What’s more, there’s a chance the number of savers using cash ISAs could grow after it was also announced in the Budget that income tax bands will remain frozen for an extra three years (until April 2031). Taxpayers who reluctantly find themselves pushed up the ladder due to wage inflation (a process known as fiscal drag) will have their Personal Savings Allowance (PSA) slashed – meaning they can earn less interest from their savings each year before being taxed. Meanwhile, any returns on ISAs are automatically tax-exempt.
One obstacle that might prevent consumers from investing is a desire to have their cash close to hand – especially during times of economic uncertainty. In October, households added £5.5 billion to interest-bearing sight deposit accounts (such as current accounts and easy access savings accounts), according to the Bank of England, whereas just £0.3 billion was paid into interest-bearing time deposit accounts (also known as fixed savings accounts).

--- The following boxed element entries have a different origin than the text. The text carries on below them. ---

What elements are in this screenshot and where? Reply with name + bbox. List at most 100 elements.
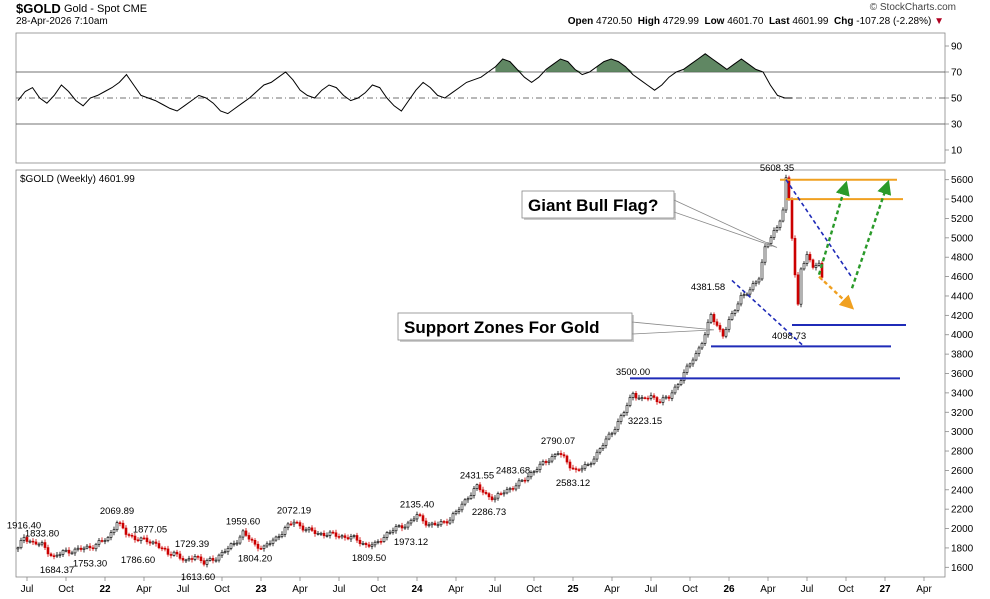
price-y-tick-label: 2600 bbox=[951, 466, 974, 477]
price-y-tick-label: 1800 bbox=[951, 543, 974, 554]
price-candle bbox=[550, 456, 554, 462]
price-candle bbox=[346, 537, 350, 540]
last-value: 4601.99 bbox=[792, 16, 829, 27]
price-candle bbox=[430, 522, 434, 526]
price-candle bbox=[589, 463, 593, 466]
price-candle bbox=[298, 522, 302, 527]
price-candle bbox=[583, 464, 587, 469]
price-candle bbox=[511, 488, 515, 490]
price-candle bbox=[25, 537, 29, 542]
price-candle bbox=[280, 534, 284, 537]
price-candle bbox=[274, 536, 278, 541]
price-candle bbox=[352, 535, 356, 537]
price-y-tick-label: 2400 bbox=[951, 485, 974, 496]
price-candle bbox=[196, 556, 200, 558]
price-candle bbox=[277, 536, 281, 538]
price-candle bbox=[466, 498, 470, 501]
x-tick-label: Oct bbox=[58, 584, 74, 595]
price-candle bbox=[469, 495, 473, 499]
price-candle bbox=[592, 458, 596, 465]
price-candle bbox=[586, 464, 590, 466]
price-candle bbox=[484, 492, 488, 494]
price-candle bbox=[673, 386, 677, 394]
price-candle bbox=[436, 524, 440, 527]
price-candle bbox=[505, 489, 509, 494]
price-candle bbox=[184, 559, 188, 562]
price-candle bbox=[268, 543, 272, 545]
price-candle bbox=[145, 537, 149, 543]
price-annotation-label: 4381.58 bbox=[691, 282, 725, 293]
price-candle bbox=[601, 445, 605, 449]
price-candle bbox=[100, 540, 104, 542]
price-annotation-label: 1613.60 bbox=[181, 572, 215, 583]
price-candle bbox=[643, 397, 647, 399]
price-annotation-label: 1959.60 bbox=[226, 516, 260, 527]
price-y-tick-label: 5600 bbox=[951, 175, 974, 186]
price-candle bbox=[700, 343, 704, 349]
price-candle bbox=[688, 363, 692, 367]
price-candle bbox=[175, 551, 179, 555]
price-candle bbox=[343, 535, 347, 538]
price-candle bbox=[553, 454, 557, 457]
price-candle bbox=[88, 545, 92, 549]
price-candle bbox=[817, 262, 821, 266]
price-candle bbox=[70, 552, 74, 555]
price-candle bbox=[784, 177, 788, 211]
price-candle bbox=[52, 555, 56, 557]
x-tick-label: Apr bbox=[448, 584, 464, 595]
price-candle bbox=[691, 359, 695, 365]
price-candle bbox=[127, 534, 131, 536]
price-candle bbox=[814, 265, 818, 268]
price-candle bbox=[328, 531, 332, 536]
price-annotation-label: 2483.68 bbox=[496, 466, 530, 477]
price-candle bbox=[658, 401, 662, 404]
price-candle bbox=[622, 412, 626, 416]
price-candle bbox=[244, 530, 248, 536]
price-candle bbox=[778, 220, 782, 228]
open-label: Open bbox=[567, 16, 594, 27]
price-candle bbox=[382, 537, 386, 542]
price-candle bbox=[421, 515, 425, 522]
price-candle bbox=[730, 313, 734, 320]
price-candle bbox=[628, 397, 632, 406]
price-candle bbox=[157, 543, 161, 549]
price-candle bbox=[166, 548, 170, 555]
price-candle bbox=[229, 543, 233, 549]
price-candle bbox=[526, 476, 530, 481]
low-label: Low bbox=[704, 16, 725, 27]
callout-text: Support Zones For Gold bbox=[404, 318, 599, 337]
price-candle bbox=[160, 547, 164, 550]
price-candle bbox=[805, 254, 809, 264]
price-candle bbox=[151, 541, 155, 544]
callout-box bbox=[521, 190, 675, 219]
price-candle bbox=[793, 238, 797, 276]
price-y-tick-label: 3400 bbox=[951, 388, 974, 399]
price-candle bbox=[406, 522, 410, 528]
projection-arrow bbox=[817, 180, 850, 275]
price-candle bbox=[679, 380, 683, 385]
price-candle bbox=[253, 539, 257, 545]
price-candle bbox=[733, 309, 737, 314]
x-tick-label: Oct bbox=[526, 584, 542, 595]
price-candle bbox=[46, 547, 50, 555]
x-tick-label: Jul bbox=[489, 584, 502, 595]
price-candle bbox=[463, 499, 467, 505]
price-candle bbox=[490, 496, 494, 501]
price-candle bbox=[529, 472, 533, 478]
price-annotation-label: 1877.05 bbox=[133, 524, 167, 535]
price-candle bbox=[718, 325, 722, 330]
price-candle bbox=[364, 543, 368, 546]
down-triangle-icon: ▼ bbox=[934, 16, 944, 27]
price-candle bbox=[286, 523, 290, 529]
price-candle bbox=[331, 531, 335, 534]
brand-watermark[interactable]: © StockCharts.com bbox=[869, 2, 956, 13]
price-candle bbox=[397, 525, 401, 527]
price-candle bbox=[538, 463, 542, 470]
price-candle bbox=[391, 530, 395, 533]
price-candle bbox=[379, 541, 383, 543]
x-tick-label: Oct bbox=[370, 584, 386, 595]
projection-arrow bbox=[818, 275, 855, 310]
price-candle bbox=[649, 395, 653, 399]
price-candle bbox=[646, 397, 650, 400]
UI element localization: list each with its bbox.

In contrast, it’s often recommended to stay invested for a minimum of five years to allow time for the market to recover from any short-term volatility (although it’s important to note that returns are never guaranteed).
But, while Springall said it’s wise to build an emergency buffer in an account that can be accessed at short notice, she reminded savers who “by default use a current account” that they “could be missing out on inflation-busting returns”. “Not only this, but those who do open an easy access account with their high street bank could be earning a paltry rate, so it’s vital to shop around,” she added.